Beforehand, Copping said he had a good look at the Lanvin archive and at files of drawings and embroidery samples. “I really didn’t want to get too academic about it,” he said. “I thought, I’m just going to cherry-pick whatever jumps out at me and resonates.” He was most fascinated by Jeanne Lanvin and her personal style. Like Coco Chanel, she began as a milliner and then became a couturiere sometime before World WarI. “She was really someone with a social conscience,” Copping remarked. She opened an in-house nursery and, with Hermès, started a holiday camp for employees. A painting of Jeanne in a green jacket or cardigan inspired a soft-shoulder jacket for men in faded grass-green velvet. And Copping translated her languid lines for evening clothes, which included an open-back black knit dress embellished with black sequins and a wonderful bronze tulle apron dress worn loosely over gold lamé pants. “I think that’s something we’ll take forward for summer, perhaps in poplin,” he said of the apron.
The collection had other novel items with an everyday sense of function, like shimmery, loose-fitting turtleneck tops on the men’s side that could also work for women; slightly baggy wool trousers; and a variety of blouses, including one in black chiffon with black velvet flocking that could perk up a suit. I just wanted to see more — and more proposals for how to individually wear the clothes. Because Copping has the breadth of experience, and the design depth at Lanvin, to do that.
He essentially has the evening clothes down, with dresses made of spiraling lengths of ribbon (some infused with metal for texture), velvet columns, and variations on embellished but relatively simple tunics and tents.
Copping is the third designer — or have I lost count? — to succeed Alber Elbaz, whose remake of Lanvin in the early 2000s was one of the most successful in recent fashion history. His Lanvin was often unstructured, unlined, and frayed at the edges. The boutique was stuffed with editors during the shows trying to get a piece.

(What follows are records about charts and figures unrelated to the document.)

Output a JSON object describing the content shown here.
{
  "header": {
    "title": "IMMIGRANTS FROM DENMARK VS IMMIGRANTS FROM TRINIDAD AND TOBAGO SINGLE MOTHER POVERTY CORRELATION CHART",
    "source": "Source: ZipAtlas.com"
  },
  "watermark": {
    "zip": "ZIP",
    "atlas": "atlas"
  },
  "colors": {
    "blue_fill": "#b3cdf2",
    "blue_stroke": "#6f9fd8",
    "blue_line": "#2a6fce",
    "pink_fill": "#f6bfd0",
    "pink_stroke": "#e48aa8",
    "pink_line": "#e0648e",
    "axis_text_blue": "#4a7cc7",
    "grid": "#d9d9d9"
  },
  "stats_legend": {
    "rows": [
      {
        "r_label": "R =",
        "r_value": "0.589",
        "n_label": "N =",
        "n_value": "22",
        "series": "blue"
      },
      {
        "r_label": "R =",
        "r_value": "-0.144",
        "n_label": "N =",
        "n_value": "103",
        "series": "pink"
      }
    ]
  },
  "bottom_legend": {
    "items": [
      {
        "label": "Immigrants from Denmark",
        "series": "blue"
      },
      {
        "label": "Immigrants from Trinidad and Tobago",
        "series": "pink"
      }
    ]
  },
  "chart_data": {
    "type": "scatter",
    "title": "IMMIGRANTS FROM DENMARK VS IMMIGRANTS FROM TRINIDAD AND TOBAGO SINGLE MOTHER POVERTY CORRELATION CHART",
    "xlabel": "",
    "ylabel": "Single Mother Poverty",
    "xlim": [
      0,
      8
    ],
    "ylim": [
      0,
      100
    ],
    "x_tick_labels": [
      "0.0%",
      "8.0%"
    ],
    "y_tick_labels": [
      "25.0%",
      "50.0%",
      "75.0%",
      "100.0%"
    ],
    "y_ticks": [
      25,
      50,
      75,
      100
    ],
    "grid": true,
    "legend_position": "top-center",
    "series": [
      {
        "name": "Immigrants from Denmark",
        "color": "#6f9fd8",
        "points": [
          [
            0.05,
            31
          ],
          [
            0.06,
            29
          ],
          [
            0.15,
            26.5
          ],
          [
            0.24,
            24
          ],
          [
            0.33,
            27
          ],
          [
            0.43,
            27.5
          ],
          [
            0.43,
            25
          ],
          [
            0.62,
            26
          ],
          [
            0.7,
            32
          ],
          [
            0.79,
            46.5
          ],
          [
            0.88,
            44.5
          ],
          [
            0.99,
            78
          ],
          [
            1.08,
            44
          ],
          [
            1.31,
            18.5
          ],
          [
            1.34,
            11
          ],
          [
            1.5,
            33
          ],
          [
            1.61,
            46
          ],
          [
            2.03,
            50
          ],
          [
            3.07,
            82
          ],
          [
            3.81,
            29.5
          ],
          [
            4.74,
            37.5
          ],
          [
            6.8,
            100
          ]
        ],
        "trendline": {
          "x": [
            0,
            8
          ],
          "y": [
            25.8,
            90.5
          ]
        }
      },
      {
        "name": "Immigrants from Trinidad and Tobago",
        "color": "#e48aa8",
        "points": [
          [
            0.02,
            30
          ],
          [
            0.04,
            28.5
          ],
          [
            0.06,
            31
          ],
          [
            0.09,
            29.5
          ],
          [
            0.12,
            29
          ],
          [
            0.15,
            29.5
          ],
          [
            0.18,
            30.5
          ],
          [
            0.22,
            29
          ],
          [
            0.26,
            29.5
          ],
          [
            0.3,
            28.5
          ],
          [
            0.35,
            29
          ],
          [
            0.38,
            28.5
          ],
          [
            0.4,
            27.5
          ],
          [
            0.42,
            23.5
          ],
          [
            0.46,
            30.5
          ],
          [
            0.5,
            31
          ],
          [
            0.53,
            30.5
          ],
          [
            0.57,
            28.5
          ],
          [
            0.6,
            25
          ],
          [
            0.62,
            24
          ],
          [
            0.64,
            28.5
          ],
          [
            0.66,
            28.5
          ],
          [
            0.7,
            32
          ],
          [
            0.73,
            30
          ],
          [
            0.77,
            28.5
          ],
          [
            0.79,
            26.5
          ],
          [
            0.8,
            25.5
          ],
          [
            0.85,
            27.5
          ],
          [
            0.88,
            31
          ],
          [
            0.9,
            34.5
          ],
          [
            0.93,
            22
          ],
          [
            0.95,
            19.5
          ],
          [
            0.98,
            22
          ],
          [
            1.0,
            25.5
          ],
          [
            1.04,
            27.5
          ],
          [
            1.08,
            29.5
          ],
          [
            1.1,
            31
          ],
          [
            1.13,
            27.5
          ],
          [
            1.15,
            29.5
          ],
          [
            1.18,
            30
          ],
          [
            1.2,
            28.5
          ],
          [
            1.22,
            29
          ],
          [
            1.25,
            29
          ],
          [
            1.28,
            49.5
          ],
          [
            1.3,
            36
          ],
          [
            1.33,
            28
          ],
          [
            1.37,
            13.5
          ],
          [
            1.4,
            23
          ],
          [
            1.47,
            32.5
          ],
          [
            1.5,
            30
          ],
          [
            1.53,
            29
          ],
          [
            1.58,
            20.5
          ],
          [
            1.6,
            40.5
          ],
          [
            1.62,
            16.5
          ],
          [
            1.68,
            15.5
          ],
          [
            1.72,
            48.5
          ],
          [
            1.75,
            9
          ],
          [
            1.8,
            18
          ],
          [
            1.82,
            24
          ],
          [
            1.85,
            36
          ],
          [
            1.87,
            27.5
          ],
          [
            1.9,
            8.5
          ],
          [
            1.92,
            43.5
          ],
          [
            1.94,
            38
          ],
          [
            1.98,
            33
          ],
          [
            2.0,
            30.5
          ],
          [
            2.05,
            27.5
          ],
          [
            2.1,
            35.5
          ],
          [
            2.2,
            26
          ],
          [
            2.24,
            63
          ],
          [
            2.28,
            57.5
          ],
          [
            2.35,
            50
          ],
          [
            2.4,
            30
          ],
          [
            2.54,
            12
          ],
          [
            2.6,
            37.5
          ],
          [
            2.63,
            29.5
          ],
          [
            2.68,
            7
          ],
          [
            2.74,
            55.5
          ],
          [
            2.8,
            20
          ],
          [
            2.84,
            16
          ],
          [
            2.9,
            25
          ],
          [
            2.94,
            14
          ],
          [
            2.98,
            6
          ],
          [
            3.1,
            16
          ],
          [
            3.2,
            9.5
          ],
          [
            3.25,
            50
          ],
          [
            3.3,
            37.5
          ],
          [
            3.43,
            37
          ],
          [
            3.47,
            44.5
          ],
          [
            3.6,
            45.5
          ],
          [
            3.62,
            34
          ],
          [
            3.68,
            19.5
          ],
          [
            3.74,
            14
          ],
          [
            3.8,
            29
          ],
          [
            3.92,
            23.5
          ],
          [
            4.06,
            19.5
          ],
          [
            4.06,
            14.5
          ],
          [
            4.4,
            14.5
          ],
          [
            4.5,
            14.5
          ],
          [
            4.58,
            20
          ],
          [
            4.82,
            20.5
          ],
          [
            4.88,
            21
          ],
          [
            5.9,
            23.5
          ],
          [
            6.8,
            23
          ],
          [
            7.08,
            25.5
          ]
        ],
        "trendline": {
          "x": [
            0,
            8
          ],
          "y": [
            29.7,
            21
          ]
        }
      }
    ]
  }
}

Copping skipped that era, and the designs of his immediate predecessors, Bruno Sialelli and Bouchra Jarrar, and went straight to the source, Jeanne Lanvin. The company’s deputy chief executive, Siddhartha Shukla, says he expects to double wholesale volume this year, based on early reaction.
In my view, the best thing about the show is that Copping didn’t get elitist or too “couture” with his style. People have remarked at clothes with a couture look, notably Simon Porte Jacquemus’s new collection, with its classic shapes and big volumes. But is that a good thing? Does it really mean anything or is it an empty gesture? Most of these kinds of efforts we’ve seen before in fashion, and sometimes done in a way that makes sense with the history of a house (Demna’s first couture show for Balenciaga that connected his style with that of Cristóbal Balenciaga’s; Kim Jones’s fall 2025 men’s collection with its streamlined fit and believable use of pale-pink silk for tailored jackets and coats).
Posh can seem like such a downer today, part of the overpackaged look you get from a lot of big luxury labels. With luxury sales flat in many parts of the world, brands are wondering how to attract consumers. Maybe they should try offering something that feels human, direct, and smart.